BALTIMORE — Analysis of the microbiome surrounding colon cancer tumors could be used as a noninvasive screening test that is more sensitive and specific than fecal occult blood testing, according to the results of a new study.

"This is something that could be critical in colon cancer, because each tumor may have a different mutational landscape with different genes mutated, and that might have an effect on the microbiome," said Ran Blekhman, PhD, from the University of Minnesota in Minneapolis.

The results of the study were presented here at the American Society of Human Genetics 2015.

Dr Blekhman and his colleagues looked at the genetic differences between healthy colon cells and tumor cells from adults with colorectal cancer, and found that specific tumor mutations are associated with the presence of specific bacteria in the gut.

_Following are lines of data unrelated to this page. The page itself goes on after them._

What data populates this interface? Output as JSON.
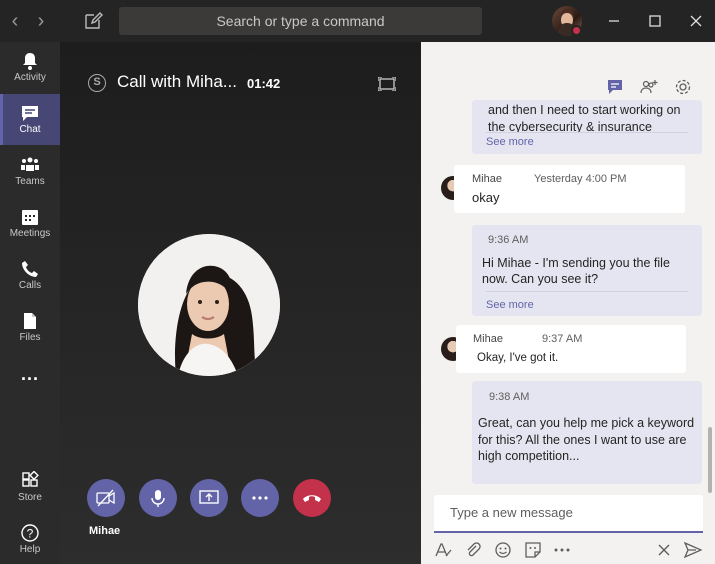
{
  "titlebar": {
    "search_placeholder": "Search or type a command",
    "back_icon": "chevron-left",
    "forward_icon": "chevron-right",
    "compose_icon": "compose",
    "minimize_icon": "minimize",
    "maximize_icon": "maximize",
    "close_icon": "close"
  },
  "rail": {
    "items": [
      {
        "label": "Activity",
        "icon": "bell-icon",
        "active": false
      },
      {
        "label": "Chat",
        "icon": "chat-icon",
        "active": true
      },
      {
        "label": "Teams",
        "icon": "teams-icon",
        "active": false
      },
      {
        "label": "Meetings",
        "icon": "calendar-icon",
        "active": false
      },
      {
        "label": "Calls",
        "icon": "phone-icon",
        "active": false
      },
      {
        "label": "Files",
        "icon": "file-icon",
        "active": false
      },
      {
        "label": "...",
        "icon": "more-icon",
        "active": false
      }
    ],
    "bottom": [
      {
        "label": "Store",
        "icon": "store-icon"
      },
      {
        "label": "Help",
        "icon": "help-icon"
      }
    ]
  },
  "call": {
    "title": "Call with Mihae",
    "title_display": "Call with Miha...",
    "duration": "01:42",
    "participant": "Mihae",
    "controls": [
      "video-off",
      "microphone",
      "share-screen",
      "more",
      "hang-up"
    ]
  },
  "chat": {
    "messages": [
      {
        "from": "me",
        "text": "and then I need to start working on the cybersecurity & insurance",
        "see_more": "See more"
      },
      {
        "from": "Mihae",
        "time": "Yesterday 4:00 PM",
        "text": "okay"
      },
      {
        "from": "me",
        "time": "9:36 AM",
        "text": "Hi Mihae - I'm sending you the file now. Can you see it?",
        "see_more": "See more"
      },
      {
        "from": "Mihae",
        "time": "9:37 AM",
        "text": "Okay, I've got it."
      },
      {
        "from": "me",
        "time": "9:38 AM",
        "text": "Great, can you help me pick a keyword for this? All the ones I want to use are high competition..."
      }
    ],
    "compose_placeholder": "Type a new message"
  },
  "colors": {
    "accent": "#6264a7",
    "hangup": "#c4314b",
    "rail_bg": "#2b2b2b",
    "chat_bg": "#f3f2f1"
  }
}
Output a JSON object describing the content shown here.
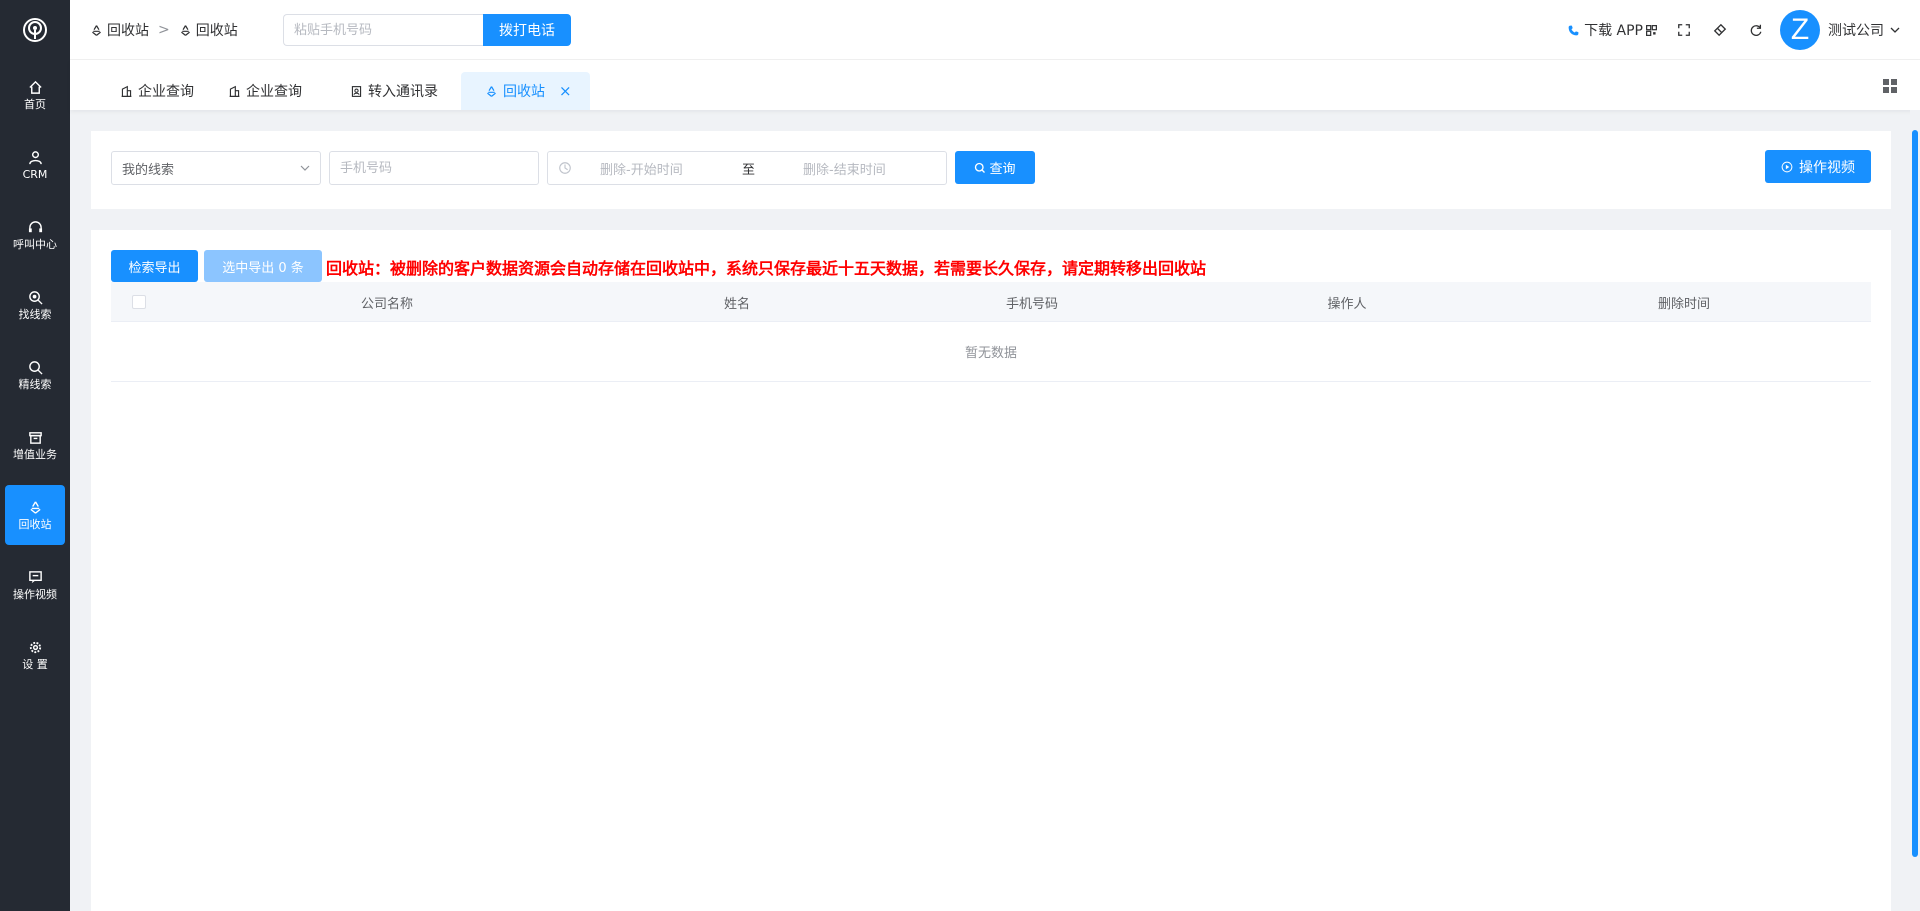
{
  "sidebar": {
    "items": [
      {
        "label": "首页",
        "icon": "home-icon"
      },
      {
        "label": "CRM",
        "icon": "user-icon"
      },
      {
        "label": "呼叫中心",
        "icon": "headset-icon"
      },
      {
        "label": "找线索",
        "icon": "zoom-search-icon"
      },
      {
        "label": "精线索",
        "icon": "search-icon"
      },
      {
        "label": "增值业务",
        "icon": "archive-icon"
      },
      {
        "label": "回收站",
        "icon": "recycle-icon",
        "active": true
      },
      {
        "label": "操作视频",
        "icon": "message-icon"
      },
      {
        "label": "设 置",
        "icon": "gear-icon"
      }
    ]
  },
  "header": {
    "breadcrumb": [
      "回收站",
      "回收站"
    ],
    "breadcrumb_sep": ">",
    "phone_placeholder": "粘贴手机号码",
    "dial_label": "拨打电话",
    "download_label": "下载 APP",
    "company_name": "测试公司",
    "avatar_letter": "Z"
  },
  "tabs": [
    {
      "label": "企业查询"
    },
    {
      "label": "企业查询"
    },
    {
      "label": "转入通讯录"
    },
    {
      "label": "回收站",
      "active": true,
      "close": "×"
    }
  ],
  "filters": {
    "source_select": "我的线索",
    "mobile_placeholder": "手机号码",
    "date_start_placeholder": "删除-开始时间",
    "date_separator": "至",
    "date_end_placeholder": "删除-结束时间",
    "query_label": "查询",
    "video_label": "操作视频"
  },
  "toolbar": {
    "export_label": "检索导出",
    "export_selected_label": "选中导出 0 条",
    "notice": "回收站：被删除的客户数据资源会自动存储在回收站中，系统只保存最近十五天数据，若需要长久保存，请定期转移出回收站"
  },
  "table": {
    "columns": [
      "公司名称",
      "姓名",
      "手机号码",
      "操作人",
      "删除时间"
    ],
    "empty_text": "暂无数据"
  },
  "colors": {
    "primary": "#1890ff",
    "sidebar_bg": "#252a33",
    "notice": "#ff0000"
  }
}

For example, in people with an APC gene mutation, there is a strong association between familial adenomatous polyposis, a hereditary cancer syndrome, and an abundance of Fusobacterium, said Dr Blekhman.

He pointed out that his lab is the first to analyze the correlation between specific tumor mutations and the composition of the tumor microbiome.

More Mutations, More Diversity

The investigators used whole-exome sequencing to assess the protein-coding regions of tumors and microbiome profiling to characterize the microbiota in tumor biopsy specimens and normal colon tissue samples from 44 adults with colon cancer.

They found that the more mutations, the more varied the bacterial species in the tumor microbiome.

And for certain genes, there was a correlation between somatic mutations and changes in the abundance of specific microbes.

Other evidence of the correlation between bacteria and tumor was seen at the pathway level.

Loss-of-function mutations were detected in tumor glucose transport pathways and were strongly correlated with higher levels of energy utilization in the microbiome, said Dr Blekhman. This suggests that the tumor and the bacteria in its neighborhood are competing for bodily resources.

The investigators created a risk index that evaluated the correlation between microbes and each of several known tumor driver mutations. The index was able to accurately predict the presence of a loss-of-function mutation in ZFN717, a gene encoding for a zinc finger nuclease, part of a family of enzymes involved in DNA repair.

These findings suggest that it is possible to genetically classify tumors from fecal samples alone. Theoretically, this means that manipulation of the tumor microenvironment could be used to prevent or treat colon cancer, Dr Blekhman explained.

This study addresses, in part, the problem of "hidden heritability," said Chris Gunter, PhD, from Emory University School of Medicine in Atlanta.

"If you look at cancer-sequencing studies now, they identify something like 10 possible driver mutations. We have not yet managed to predict what all the drivers and passengers will be," she told Medscape Medical News.

"If this type of work can help us narrow down the list, that should add to our understanding of how cancer develops," she said.

Dr Blekhman and Dr Gunter have disclosed no relevant financial relationships.

American Society of Human Genetics (ASHG) 2015: Abstract 240. Presented October 9, 2015.